Seoul, South Korea: A sell-off in markets around the world quickened pace Monday as investors grew uneasy about signs of a slowing US economy, with stocks tumbling across Asia.
The declines were especially pronounced in Japan, where the Topix index, which includes companies that represent a broad swath of the country’s economy, fell more than 10 per cent. The decline at one point triggered a “circuit breaker” mechanism that halts trading to let markets digest large fluctuations. The Nikkei 225 index, considered the benchmark in Japan, fell as much as 9 per cent.
South Korea’s benchmark Kospi index fell more than 5 per cent. Equity markets in Taiwan, Singapore, Australia and Hong Kong were all lower.
The declines were expected to continue Monday in Europe and the United States.
In the market for stock futures, the S&P 500 was down 1.5 per cent and the Nasdaq was more than 2 per cent lower. Stock futures for key indexes in Europe, including Germany’s, pointed to declines of about 1 per cent.

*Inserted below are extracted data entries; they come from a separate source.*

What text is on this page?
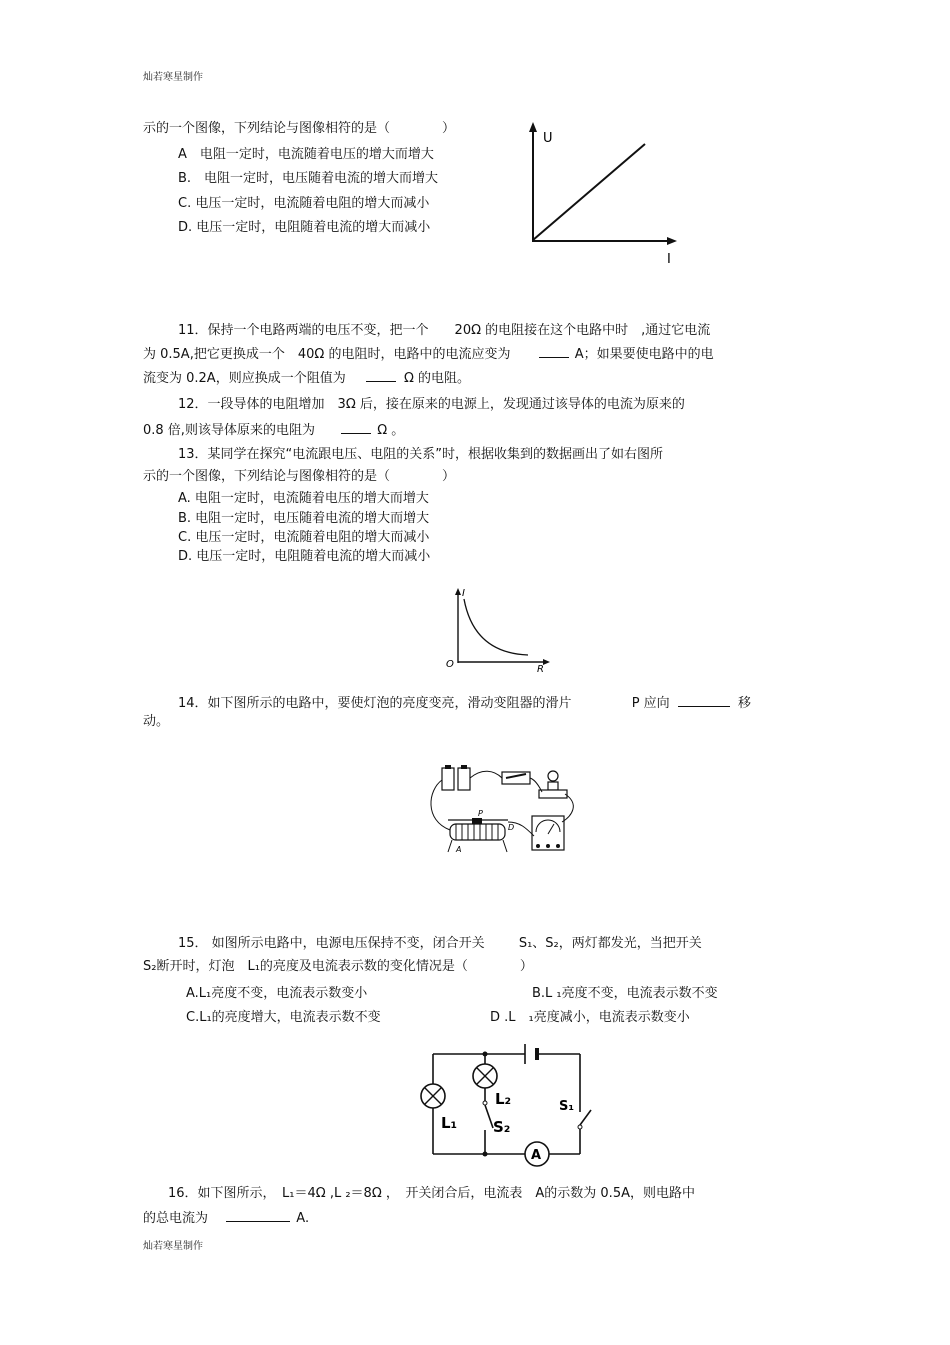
灿若寒星制作
示的一个图像，下列结论与图像相符的是（　　　　）
A　电阻一定时，电流随着电压的增大而增大
B.　电阻一定时，电压随着电流的增大而增大
C. 电压一定时，电流随着电阻的增大而减小
D. 电压一定时，电阻随着电流的增大而减小
U
I
11．保持一个电路两端的电压不变，把一个　　20Ω 的电阻接在这个电路中时　,通过它电流
为 0.5A,把它更换成一个　40Ω 的电阻时，电路中的电流应变为	A；如果要使电路中的电
流变为 0.2A，则应换成一个阻值为	Ω 的电阻。
12．一段导体的电阻增加　3Ω 后，接在原来的电源上，发现通过该导体的电流为原来的
0.8 倍,则该导体原来的电阻为	Ω 。
13．某同学在探究“电流跟电压、电阻的关系”时，根据收集到的数据画出了如右图所
示的一个图像，下列结论与图像相符的是（　　　　）
A. 电阻一定时，电流随着电压的增大而增大
B. 电阻一定时，电压随着电流的增大而增大
C. 电压一定时，电流随着电阻的增大而减小
D. 电压一定时，电阻随着电流的增大而减小
I
O	R
14．如下图所示的电路中，要使灯泡的亮度变亮，滑动变阻器的滑片	P 应向	移
动。
P
A
D
15． 如图所示电路中，电源电压保持不变，闭合开关	S₁、S₂，两灯都发光，当把开关
S₂断开时，灯泡　L₁的亮度及电流表示数的变化情况是（　　　　）
A.L₁亮度不变，电流表示数变小	B.L ₁亮度不变，电流表示数不变
C.L₁的亮度增大，电流表示数不变	D .L　₁亮度减小，电流表示数变小
A
L₁
L₂
S₂
S₁
16．如下图所示，　L₁＝4Ω ,L ₂＝8Ω ，　开关闭合后，电流表　A的示数为 0.5A，则电路中
的总电流为	A.
灿若寒星制作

Bitcoin, a main cryptocurrency, fell more than 10 per cent in another apparent sign of investor anxiety.
The drops followed a US jobs report Friday that indicated that employers had slowed hiring significantly in July, with unemployment rising to its highest level in nearly three years. This deepened fears that the economy was cooling and that the Federal Reserve may have waited too long on cutting interest rates.
Nomura, the Japanese investment bank, said in a research note Monday that the “slowing US data causes a growth scare for markets,” and that it has “reignited fears of a faster-than-expected US slowdown.”
Based on the weakness in the jobs report, Goldman Sachs said in a note that it now expects the Federal Reserve to cut interest rates at its next three meetings — a more aggressive timetable for cuts than the investment bank had previously expected.
In Japan, the soft US data only added to the uneasiness of investors.
The Topix is down more than 18 per cent from last Wednesday, when the Bank of Japan raised interest rates for only the second time in nearly two decades. A circuit breaker was also triggered for trading in long-term Japanese government bonds and the Nikkei 225.
Japanese stocks have been on a tear for more than a year, fueled by a weak Japanese yen. The yen’s depreciation had helped to inflate the earnings of Japanese exporters, but the currency has strengthened considerably over the past week.
Adding to the pressure, foreign investors have started selling off positions in Japanese stocks over the last few weeks. In the most recent data from the Tokyo Stock Exchange, foreign investors sold nearly $4 billion more in Japanese equities than they purchased during the week ending July 26. In the week prior, they were net sellers of $1.5 billion of equities.